During the first World War he was appointed metallurgist to the Small Arms Division of the Ministry of Munitions, in which capacity he assisted in the production of millions of cupro-nickel bullet cases each week.
In 1920 Mr. Brook joined The British Aluminium Co., Ltd., as Chief Chemist, with headquarters in Kinlochleven, Argyllshire. For the next 19 years he undertook much research work, covering all phases of aluminium production, until his retirement in 1939.
At the outbreak of the last war he again took up active metallurgical work at a Royal Ordnance Factory near Crewe, investigating many metallurgical problems.
Mr.
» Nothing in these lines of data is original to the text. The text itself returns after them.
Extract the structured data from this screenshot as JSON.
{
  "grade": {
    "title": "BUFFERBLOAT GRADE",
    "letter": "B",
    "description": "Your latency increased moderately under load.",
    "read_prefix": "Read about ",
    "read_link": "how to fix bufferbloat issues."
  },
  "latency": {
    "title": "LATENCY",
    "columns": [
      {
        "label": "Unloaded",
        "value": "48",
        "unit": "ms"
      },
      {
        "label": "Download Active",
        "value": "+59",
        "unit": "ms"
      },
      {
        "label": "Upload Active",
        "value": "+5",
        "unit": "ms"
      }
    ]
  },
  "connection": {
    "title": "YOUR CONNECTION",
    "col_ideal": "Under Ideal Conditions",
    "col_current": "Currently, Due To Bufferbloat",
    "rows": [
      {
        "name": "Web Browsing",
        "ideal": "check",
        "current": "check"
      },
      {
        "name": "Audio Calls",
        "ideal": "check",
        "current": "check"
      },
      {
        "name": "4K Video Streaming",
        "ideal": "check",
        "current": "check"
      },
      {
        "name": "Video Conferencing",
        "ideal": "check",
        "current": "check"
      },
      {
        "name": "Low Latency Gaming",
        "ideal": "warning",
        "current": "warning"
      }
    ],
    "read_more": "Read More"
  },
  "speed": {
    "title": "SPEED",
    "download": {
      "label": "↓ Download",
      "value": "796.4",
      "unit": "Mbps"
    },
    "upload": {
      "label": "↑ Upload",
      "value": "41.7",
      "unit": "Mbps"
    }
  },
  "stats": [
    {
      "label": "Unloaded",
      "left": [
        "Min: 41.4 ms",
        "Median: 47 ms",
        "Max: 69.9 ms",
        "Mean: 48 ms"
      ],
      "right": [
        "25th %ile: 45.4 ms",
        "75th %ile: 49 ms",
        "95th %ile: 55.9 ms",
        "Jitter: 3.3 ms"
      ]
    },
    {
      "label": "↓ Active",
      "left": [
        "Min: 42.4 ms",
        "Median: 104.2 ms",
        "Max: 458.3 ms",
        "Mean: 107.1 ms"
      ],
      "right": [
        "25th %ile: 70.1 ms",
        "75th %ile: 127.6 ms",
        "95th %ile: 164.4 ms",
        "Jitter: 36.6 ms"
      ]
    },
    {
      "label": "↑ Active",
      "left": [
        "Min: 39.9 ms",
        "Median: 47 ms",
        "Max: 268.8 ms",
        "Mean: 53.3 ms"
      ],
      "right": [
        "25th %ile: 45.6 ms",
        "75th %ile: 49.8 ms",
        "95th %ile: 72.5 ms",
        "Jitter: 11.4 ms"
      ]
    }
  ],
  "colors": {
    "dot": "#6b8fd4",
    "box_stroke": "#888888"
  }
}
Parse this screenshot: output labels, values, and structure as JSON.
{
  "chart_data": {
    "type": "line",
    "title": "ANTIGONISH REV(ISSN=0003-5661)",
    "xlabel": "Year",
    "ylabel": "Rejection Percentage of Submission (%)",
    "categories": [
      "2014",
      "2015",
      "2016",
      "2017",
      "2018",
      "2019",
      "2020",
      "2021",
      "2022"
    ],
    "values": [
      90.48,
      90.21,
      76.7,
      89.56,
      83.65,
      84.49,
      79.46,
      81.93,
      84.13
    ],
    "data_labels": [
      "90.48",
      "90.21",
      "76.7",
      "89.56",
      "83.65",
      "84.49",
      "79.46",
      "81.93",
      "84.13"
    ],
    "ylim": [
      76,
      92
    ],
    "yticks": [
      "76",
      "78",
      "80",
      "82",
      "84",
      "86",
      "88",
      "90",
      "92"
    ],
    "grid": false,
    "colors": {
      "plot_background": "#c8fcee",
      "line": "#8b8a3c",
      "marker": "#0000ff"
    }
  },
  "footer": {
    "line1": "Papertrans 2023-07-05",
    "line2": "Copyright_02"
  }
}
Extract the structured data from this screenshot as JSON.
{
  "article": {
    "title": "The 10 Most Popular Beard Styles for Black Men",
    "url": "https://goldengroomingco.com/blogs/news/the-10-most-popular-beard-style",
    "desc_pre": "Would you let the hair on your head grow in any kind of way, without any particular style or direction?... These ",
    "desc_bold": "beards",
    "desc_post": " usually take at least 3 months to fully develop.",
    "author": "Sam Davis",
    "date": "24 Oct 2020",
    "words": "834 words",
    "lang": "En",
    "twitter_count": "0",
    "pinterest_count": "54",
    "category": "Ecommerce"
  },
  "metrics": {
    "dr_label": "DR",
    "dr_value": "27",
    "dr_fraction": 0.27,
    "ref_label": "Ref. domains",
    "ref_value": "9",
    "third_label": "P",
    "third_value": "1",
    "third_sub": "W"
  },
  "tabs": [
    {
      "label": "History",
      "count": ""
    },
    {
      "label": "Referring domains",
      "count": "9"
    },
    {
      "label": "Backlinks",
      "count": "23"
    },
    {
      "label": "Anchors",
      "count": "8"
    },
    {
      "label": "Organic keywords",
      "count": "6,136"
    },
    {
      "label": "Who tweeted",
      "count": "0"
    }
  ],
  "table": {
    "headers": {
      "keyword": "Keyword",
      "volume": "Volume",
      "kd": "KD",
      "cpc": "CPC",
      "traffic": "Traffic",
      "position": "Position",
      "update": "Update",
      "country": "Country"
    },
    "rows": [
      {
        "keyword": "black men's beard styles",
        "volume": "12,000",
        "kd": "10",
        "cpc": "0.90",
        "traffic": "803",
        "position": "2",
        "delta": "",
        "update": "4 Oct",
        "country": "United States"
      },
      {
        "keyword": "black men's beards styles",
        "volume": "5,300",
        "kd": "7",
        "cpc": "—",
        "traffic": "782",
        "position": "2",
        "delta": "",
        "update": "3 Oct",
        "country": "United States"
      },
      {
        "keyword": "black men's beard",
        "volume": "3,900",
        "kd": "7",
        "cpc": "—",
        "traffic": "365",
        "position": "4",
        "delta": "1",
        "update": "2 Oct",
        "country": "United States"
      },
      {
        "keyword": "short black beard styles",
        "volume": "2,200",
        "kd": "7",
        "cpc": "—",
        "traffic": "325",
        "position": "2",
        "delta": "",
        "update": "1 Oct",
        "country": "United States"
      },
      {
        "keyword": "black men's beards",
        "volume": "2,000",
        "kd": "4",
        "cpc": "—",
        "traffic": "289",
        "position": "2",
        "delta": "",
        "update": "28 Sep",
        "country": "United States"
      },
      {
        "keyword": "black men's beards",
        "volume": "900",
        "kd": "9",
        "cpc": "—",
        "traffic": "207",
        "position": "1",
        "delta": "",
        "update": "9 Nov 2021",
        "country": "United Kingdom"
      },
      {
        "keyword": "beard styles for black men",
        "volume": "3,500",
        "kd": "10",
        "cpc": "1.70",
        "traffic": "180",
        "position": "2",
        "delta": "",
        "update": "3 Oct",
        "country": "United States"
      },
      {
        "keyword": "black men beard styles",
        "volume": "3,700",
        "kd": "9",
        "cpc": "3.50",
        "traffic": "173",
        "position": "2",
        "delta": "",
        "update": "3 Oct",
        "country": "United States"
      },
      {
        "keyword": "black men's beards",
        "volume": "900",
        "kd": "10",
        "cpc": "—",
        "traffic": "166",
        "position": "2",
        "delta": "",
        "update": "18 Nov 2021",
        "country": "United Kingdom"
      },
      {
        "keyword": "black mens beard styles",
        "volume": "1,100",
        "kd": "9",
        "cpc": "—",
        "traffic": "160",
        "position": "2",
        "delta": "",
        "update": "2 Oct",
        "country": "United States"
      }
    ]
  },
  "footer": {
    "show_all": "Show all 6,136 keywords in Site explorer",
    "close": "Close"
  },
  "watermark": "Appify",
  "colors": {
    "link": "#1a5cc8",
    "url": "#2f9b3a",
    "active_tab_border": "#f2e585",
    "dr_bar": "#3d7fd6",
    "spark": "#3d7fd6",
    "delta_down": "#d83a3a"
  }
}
Brook's last years were spent in only semi-retirement, since even up to the time of his death he continued to act as Consultant to Messrs. D. F. Taylor and Co., Ltd., Birmingham.
He had had many honours conferred on him during an active and varied career : he was an Honorary Fellow of the Royal Society of Edinburgh, a Fellow of the Royal Institute of Chemistry, and a Fellow of the. Institution of Metallurgists. Mr. Brook was an active member of the Institute, which he joined in 1910, and a regular attendant at its functions. His failing health confined him to his hotel, however, during the recent meeting at Bournemouth. He will be very greatly missed among his many friends; as a father and a scientist his life was an inspiration to all who knew him. Mr. and Mrs. Brook had four sons, three of whom are still living. H. H. SYMONDS.